Le Musée National de l’Éducation met en lumière l'évolution des perceptions de l'alcool en France, allant du vin servi aux enfants en maternelle jusqu'en 1916 aux campagnes de sensibilisation d'aujourd'hui.
Chaque année, 41 000 décès en France sont attribués à l'alcool, touchant les adultes et, malheureusement, les plus jeunes également. Selon les données du ministère de la Lutte contre les drogues, 85,7 % des jeunes de 17 ans ont déjà goûté à l’alcool, avec un taux inquiétant de 8,4 % de consommateurs réguliers (au moins dix fois par mois). Des réalités qui incluent que 30 % des adolescents consomment de l’alcool en présence de leurs parents et 44 % rapportent des cas d'alcoolisation importante au cours du mois. Pourtant des lueurs d'espoir émergent : une récente étude publiée par Le Parisien montre une baisse de 3,8 % dans la consommation entre 2022 et 2023, avec un adolescent sur cinq n'ayant jamais bu, contre un sur dix en 2000.

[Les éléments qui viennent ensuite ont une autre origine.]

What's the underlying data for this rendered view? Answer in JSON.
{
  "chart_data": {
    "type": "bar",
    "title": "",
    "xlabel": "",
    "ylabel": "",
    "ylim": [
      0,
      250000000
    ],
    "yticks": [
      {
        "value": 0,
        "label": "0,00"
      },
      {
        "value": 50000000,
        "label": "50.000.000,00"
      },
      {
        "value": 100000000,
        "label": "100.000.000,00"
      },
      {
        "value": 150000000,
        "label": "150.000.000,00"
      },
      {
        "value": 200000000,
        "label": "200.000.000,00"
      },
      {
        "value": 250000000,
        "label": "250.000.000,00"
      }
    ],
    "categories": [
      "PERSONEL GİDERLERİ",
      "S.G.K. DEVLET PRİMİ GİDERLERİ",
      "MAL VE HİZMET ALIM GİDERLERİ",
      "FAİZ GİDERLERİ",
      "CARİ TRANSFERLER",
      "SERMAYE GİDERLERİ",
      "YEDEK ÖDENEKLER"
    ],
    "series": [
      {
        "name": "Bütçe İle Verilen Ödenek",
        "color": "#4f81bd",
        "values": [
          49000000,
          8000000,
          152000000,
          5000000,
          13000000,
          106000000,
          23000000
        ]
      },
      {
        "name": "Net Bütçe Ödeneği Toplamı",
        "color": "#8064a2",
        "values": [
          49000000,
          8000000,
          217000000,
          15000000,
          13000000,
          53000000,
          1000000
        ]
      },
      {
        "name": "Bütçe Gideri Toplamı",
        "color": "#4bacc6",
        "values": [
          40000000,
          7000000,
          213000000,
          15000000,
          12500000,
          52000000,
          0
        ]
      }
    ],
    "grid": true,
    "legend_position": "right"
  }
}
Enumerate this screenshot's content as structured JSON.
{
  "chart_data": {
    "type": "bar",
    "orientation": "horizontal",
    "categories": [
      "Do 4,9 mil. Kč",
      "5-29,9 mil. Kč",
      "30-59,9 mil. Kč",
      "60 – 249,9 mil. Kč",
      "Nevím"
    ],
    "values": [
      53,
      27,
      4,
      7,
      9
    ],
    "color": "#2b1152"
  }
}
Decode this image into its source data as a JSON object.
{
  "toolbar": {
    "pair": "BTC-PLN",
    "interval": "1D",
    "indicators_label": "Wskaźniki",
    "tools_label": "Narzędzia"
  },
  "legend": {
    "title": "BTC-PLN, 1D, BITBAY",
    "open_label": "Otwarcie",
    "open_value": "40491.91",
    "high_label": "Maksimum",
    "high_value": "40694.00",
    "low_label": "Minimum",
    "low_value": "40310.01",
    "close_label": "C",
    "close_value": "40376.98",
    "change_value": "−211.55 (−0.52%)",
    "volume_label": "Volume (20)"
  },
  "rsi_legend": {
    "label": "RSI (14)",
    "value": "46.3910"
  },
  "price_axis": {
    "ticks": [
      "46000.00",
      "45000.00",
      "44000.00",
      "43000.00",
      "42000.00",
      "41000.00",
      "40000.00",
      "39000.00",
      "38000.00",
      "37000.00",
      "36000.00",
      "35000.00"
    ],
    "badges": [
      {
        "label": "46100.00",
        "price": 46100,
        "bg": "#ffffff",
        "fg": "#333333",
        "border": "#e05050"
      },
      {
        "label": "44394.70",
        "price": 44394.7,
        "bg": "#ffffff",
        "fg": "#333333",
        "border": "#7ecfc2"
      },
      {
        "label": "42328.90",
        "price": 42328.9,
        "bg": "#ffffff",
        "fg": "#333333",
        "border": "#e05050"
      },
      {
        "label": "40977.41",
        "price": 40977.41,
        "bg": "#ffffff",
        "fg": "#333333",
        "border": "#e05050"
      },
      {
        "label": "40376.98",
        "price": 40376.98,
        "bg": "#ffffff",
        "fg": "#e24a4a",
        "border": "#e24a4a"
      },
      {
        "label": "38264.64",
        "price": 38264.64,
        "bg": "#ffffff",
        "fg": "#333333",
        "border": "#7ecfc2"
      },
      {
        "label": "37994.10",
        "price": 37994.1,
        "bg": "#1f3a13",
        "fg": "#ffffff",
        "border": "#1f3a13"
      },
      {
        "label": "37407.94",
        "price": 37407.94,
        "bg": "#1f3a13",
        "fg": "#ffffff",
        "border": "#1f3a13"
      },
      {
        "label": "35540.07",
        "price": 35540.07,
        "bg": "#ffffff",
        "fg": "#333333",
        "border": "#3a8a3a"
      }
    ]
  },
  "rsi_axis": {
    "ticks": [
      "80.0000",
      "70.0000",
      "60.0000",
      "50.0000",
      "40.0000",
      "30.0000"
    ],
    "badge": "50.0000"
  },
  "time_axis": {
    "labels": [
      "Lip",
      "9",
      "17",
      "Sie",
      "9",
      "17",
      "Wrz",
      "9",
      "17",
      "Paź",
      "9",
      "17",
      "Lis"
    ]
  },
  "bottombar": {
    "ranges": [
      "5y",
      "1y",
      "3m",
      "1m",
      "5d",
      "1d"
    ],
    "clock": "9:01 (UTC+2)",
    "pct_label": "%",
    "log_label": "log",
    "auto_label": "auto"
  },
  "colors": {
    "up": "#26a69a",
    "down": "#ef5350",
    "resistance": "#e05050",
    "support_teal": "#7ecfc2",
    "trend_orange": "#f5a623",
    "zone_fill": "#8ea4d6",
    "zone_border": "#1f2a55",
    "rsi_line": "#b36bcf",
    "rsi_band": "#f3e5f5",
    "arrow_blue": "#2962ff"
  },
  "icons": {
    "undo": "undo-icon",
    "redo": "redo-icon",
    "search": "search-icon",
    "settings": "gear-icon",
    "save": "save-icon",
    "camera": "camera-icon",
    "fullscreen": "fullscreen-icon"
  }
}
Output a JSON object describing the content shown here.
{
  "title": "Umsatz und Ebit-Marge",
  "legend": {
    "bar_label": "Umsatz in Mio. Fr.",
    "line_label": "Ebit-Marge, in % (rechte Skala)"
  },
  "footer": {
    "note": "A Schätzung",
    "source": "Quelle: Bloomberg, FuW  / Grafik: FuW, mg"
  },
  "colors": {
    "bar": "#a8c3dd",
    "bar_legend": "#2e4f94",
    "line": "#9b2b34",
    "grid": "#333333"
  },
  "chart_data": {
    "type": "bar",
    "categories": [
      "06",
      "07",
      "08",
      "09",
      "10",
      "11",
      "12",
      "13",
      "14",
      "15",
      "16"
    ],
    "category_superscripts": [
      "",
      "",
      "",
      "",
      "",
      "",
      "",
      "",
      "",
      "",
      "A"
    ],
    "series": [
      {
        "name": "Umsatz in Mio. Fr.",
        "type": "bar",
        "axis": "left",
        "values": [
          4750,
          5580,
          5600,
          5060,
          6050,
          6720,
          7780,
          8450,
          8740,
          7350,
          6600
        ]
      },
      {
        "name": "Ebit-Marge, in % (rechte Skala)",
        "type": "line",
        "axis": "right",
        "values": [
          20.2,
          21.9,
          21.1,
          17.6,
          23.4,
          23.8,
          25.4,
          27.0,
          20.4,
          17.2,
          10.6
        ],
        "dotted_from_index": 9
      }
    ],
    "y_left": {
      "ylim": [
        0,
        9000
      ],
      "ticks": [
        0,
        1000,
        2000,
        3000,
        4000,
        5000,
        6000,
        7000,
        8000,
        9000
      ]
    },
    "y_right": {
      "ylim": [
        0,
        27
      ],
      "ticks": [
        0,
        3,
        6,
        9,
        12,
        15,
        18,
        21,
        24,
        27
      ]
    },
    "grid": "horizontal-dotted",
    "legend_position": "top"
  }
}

Cette exposition, intitulée « Enfants et alcools », se déroule au Musée National de l'Éducation à Rouen jusqu'au 3 janvier. Elle retrace un parcours historique captivant, explorant les traditions et les défis liés à la consommation d'alcool en France des XIXe et XXe siècles. Les organisatrices, Kristell Gilbert, conservatrice du musée, et Victoria Afanasyeva, historienne spécialisée dans les mouvements anti-alcool, ont rassemblé une collection d'objets et de documents, révélant une dynamique entre culture familiale, lobbying des producteurs et sensibilisation.
Kristell Gilbert pointe du doigt l'impact culturel de l'alcool : "Les enfants imitent souvent les adultes lorsqu'ils sont exposés à l'alcool dans un cadre familial. Les boissons fermentées, considérées comme de véritables fortifiants, étaient même administrées aux bébés dans certaines régions, comme le Calvados."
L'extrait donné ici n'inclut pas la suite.